The EU is drowning in debt while Russia plays with the dollar
The European Union is moving decisively toward the introduction of eurobonds. At the discrete EU preparatory meeting at Alden Biesen Castle in Belgium, several signs indicate that Mario Draghi’s plan may soon be put into effect. At the same time, geopolitically, the possibility of Russia's return emerges as a new challenge for Brussels.
The ability to analyze mistakes and logically estimate realistic actions belongs, in evolutionary terms, to the conditio humana. Experience teaches: those who repeatedly hit their head against the same wall do not constitute evolution's preferred leadership model. Headaches should be understood as warning signs rather than a motive for the next attack. This introductory observation highlights a fundamental problem of modern Europe.
Political elites are conducting a socialist field experiment: they repeatedly throw themselves at the same wall—that of the European economy, businesses, and approximately 450 million citizens—without allowing repeated failures or headaches to stop them. One might assume this is an extremely complex structure. From the perspective of European politicians, however, it appears primarily as a challenge addressed with the fatal tools of central planning and stubborn ignorance.
The "diagnosis" of EU leaders
On Thursday, in Belgium, within the framework of the EU summit, we evaluated the state of this collective "head." The leadership circle around Ursula von der Leyen, along with political pillars Emmanuel Macron and Friedrich Merz, had correctly diagnosed the problem in advance: the European economy lacks competitiveness.
China and the United States are advancing technologically at speed—and have the audacity to position themselves diametrically opposite to Europe's ideology of central control and transformation logic. The two superpowers categorically refuse to hit their heads against the wall of European delusions—CO2 emissions elsewhere help plants grow and herds graze, while here "wind power" is produced alongside the deliberate destruction of the landscape.
Instead, they have moved toward radical market liberalization. The Chinese did it earlier; the Americans are now following at full speed, adopting what appears evolutionarily correct: they trust the social fabric back to the markets, individuals, and the principle of personal responsibility. European values regarding meritocracy, the revival of bourgeois culture, or even religion—Europe wants none of this.
Everything remains "woke," diligently selected by the supreme censor in Brussels. On the same day, the European Parliament stated that a trans woman is a woman—period.
The Draghi plan and eurobonds
The old familiar figure, former Italian Prime Minister and former head of the ECB, Mario Draghi, presented the plan for a supposed European recovery two years ago—and now he may define the EU's framework for action.

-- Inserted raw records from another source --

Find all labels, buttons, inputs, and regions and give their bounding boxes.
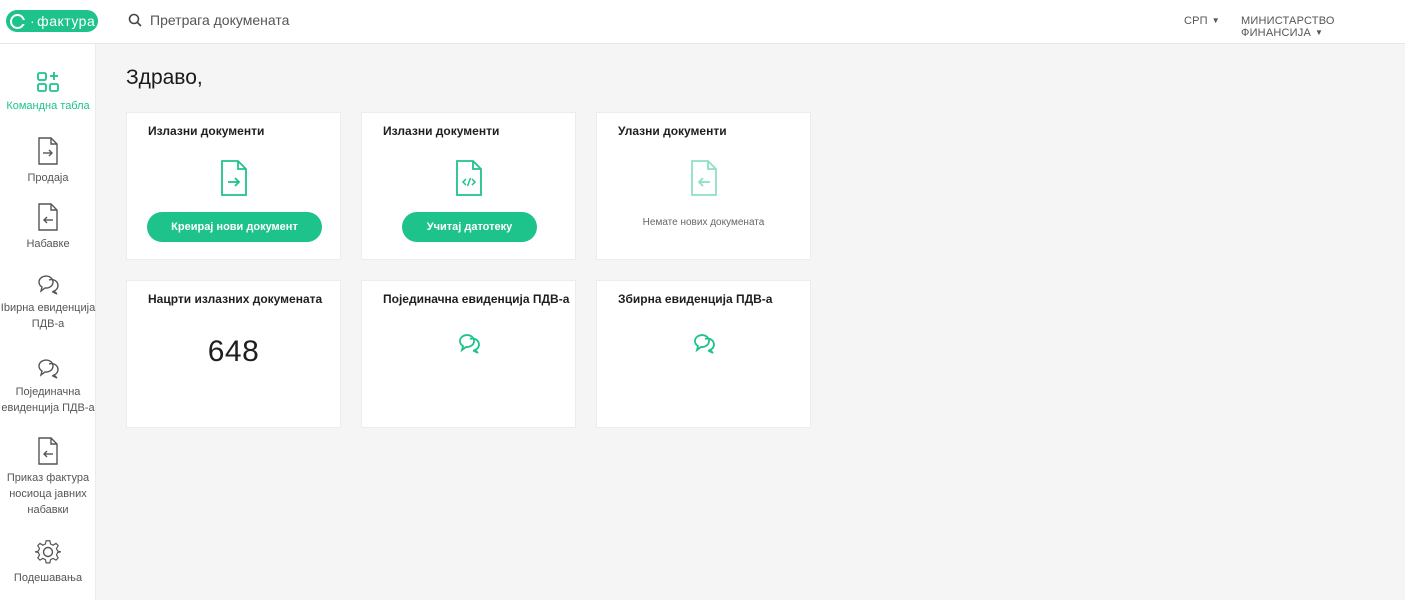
document-arrow-left-icon: [690, 160, 717, 196]
e-logo-icon: [10, 13, 26, 29]
drafts-count: 648: [207, 335, 260, 368]
chat-bubbles-icon: [38, 359, 59, 379]
incoming-documents-card: Улазни документи Немате нових докумената: [596, 112, 811, 260]
sidebar-item-settings[interactable]: Подешавања: [0, 538, 96, 586]
sidebar-item-label: Набавке: [26, 238, 70, 250]
upload-file-button[interactable]: Учитај датотеку: [402, 212, 537, 242]
app-logo[interactable]: · фактура: [6, 10, 98, 32]
language-selector[interactable]: СРП ▼: [1184, 15, 1220, 27]
individual-vat-card[interactable]: Појединачна евиденција ПДВ-а: [361, 280, 576, 428]
gear-icon: [34, 540, 61, 564]
caret-down-icon: ▼: [1314, 28, 1324, 37]
sidebar-item-public-procurement[interactable]: Приказ фактура носиоца јавних набавки: [0, 436, 96, 518]
sidebar-item-label: Подешавања: [13, 572, 83, 584]
chat-bubbles-icon: [693, 334, 715, 354]
sidebar-item-label: Командна табла: [6, 100, 90, 112]
language-label: СРП: [1184, 15, 1208, 27]
chat-bubbles-icon: [38, 275, 59, 295]
sidebar-item-dashboard[interactable]: Командна табла: [0, 70, 96, 114]
document-arrow-right-icon: [38, 137, 58, 165]
organization-selector[interactable]: МИНИСТАРСТВО ФИНАНСИЈА ▼: [1241, 15, 1405, 39]
search-icon: [128, 13, 142, 27]
sidebar-item-label: Ibирна евиденција ПДВ-а: [0, 302, 96, 330]
top-bar: · фактура Претрага докумената СРП ▼ МИНИС…: [0, 0, 1405, 44]
sidebar-item-purchases[interactable]: Набавке: [0, 202, 96, 252]
dashboard-icon: [37, 72, 59, 92]
card-title: Улазни документи: [618, 124, 727, 138]
document-arrow-left-icon: [38, 437, 58, 465]
sidebar: Командна табла Продаја Набавке Ibирна ев…: [0, 44, 96, 600]
sidebar-item-summary-vat[interactable]: Ibирна евиденција ПДВ-а: [0, 272, 96, 332]
logo-text: фактура: [37, 13, 96, 29]
document-arrow-right-icon: [220, 160, 247, 196]
sidebar-item-individual-vat[interactable]: Појединачна евиденција ПДВ-а: [0, 356, 96, 416]
sidebar-item-sales[interactable]: Продаја: [0, 136, 96, 186]
no-new-documents-text: Немате нових докумената: [642, 217, 765, 228]
card-title: Појединачна евиденција ПДВ-а: [383, 292, 570, 306]
create-document-button[interactable]: Креирај нови документ: [147, 212, 322, 242]
card-title: Излазни документи: [148, 124, 265, 138]
summary-vat-card[interactable]: Збирна евиденција ПДВ-а: [596, 280, 811, 428]
sidebar-item-label: Приказ фактура носиоца јавних набавки: [6, 472, 90, 516]
document-code-icon: [455, 160, 482, 196]
card-title: Излазни документи: [383, 124, 500, 138]
search-bar[interactable]: Претрага докумената: [128, 12, 289, 28]
chat-bubbles-icon: [458, 334, 480, 354]
search-input[interactable]: Претрага докумената: [150, 12, 289, 28]
upload-file-card: Излазни документи Учитај датотеку: [361, 112, 576, 260]
card-title: Нацрти излазних докумената: [148, 292, 323, 306]
document-arrow-left-icon: [38, 203, 58, 231]
caret-down-icon: ▼: [1211, 16, 1220, 25]
sidebar-item-label: Појединачна евиденција ПДВ-а: [1, 386, 95, 414]
sidebar-item-label: Продаја: [27, 172, 69, 184]
card-title: Збирна евиденција ПДВ-а: [618, 292, 773, 306]
drafts-card[interactable]: Нацрти излазних докумената 648: [126, 280, 341, 428]
outgoing-documents-card: Излазни документи Креирај нови документ: [126, 112, 341, 260]
greeting-heading: Здраво,: [126, 66, 203, 89]
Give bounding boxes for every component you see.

In the event of the Draghi plan’s implementation, a debt package of trillions of euros will be activated—public credit designed to launch Europe into green technology, artificial intelligence, digital infrastructure, and even defense technology to the level of its geopolitical competitors by 2030.
The fiscal framework defined by Draghi is massive: over five years, €800 billion annually will be directed to eurobonds—unless some rational politicians manage to stop this risky initiative. This corresponds to approximately 5% of EU GDP and would increase the total debt of member states by about 25%.
The test phase of this venture already took place with the NextGenerationEU bonds during the Covid period—at roughly the same volume. Most was ultimately absorbed by the European Central Bank. Demand for European debt remains modest, and funds were funneled into Southern European social welfare budgets and selected "green" prestige projects.
The implications for Germany
For Germany, the simultaneous introduction of eurobonds alongside the Draghi plan would mean the end of any hope for fiscal stability. The debt would increase by at least 5% annually, and with Germany's share in the new euro debt, by 2030 the country could easily exceed 110% of GDP.
Chancellor Friedrich Merz appeared unified at the summit alongside Emmanuel Macron, agreeing on the need to make Europe competitive again—particularly in industry, despite the fact that industry itself has suffered a blow from the policies Merz oversees: increased CO2 taxes, supply chain legislation, and energy policy that restricts industrial growth.
Russia and the dollar
According to an internal Kremlin document seen by Bloomberg, Russia is considering a potential return to the dollar payment system. After years of European sanctions, US embargoes, and exclusion from SWIFT, such a move would constitute a geopolitical shock, further isolating the EU and strengthening potential separatist tendencies, particularly in Eastern Europe.
The document describes areas of overlapping Russia-US interests: energy and raw materials cooperation, as well as the potential integration of dollar-based financial instruments into the Russian banking system. Reuters has confirmed a similar communication channel between Washington and Moscow.
Within this context, the strategy of Brussels appears in a different light. Perhaps this explains the EU's efforts to seek strategic partnerships with geopolitically critical states such as India or the MERCOSUR block. One common element unites the three superpowers: all find themselves in increasingly strained relations with Brussels and the leading capitals of the European Union.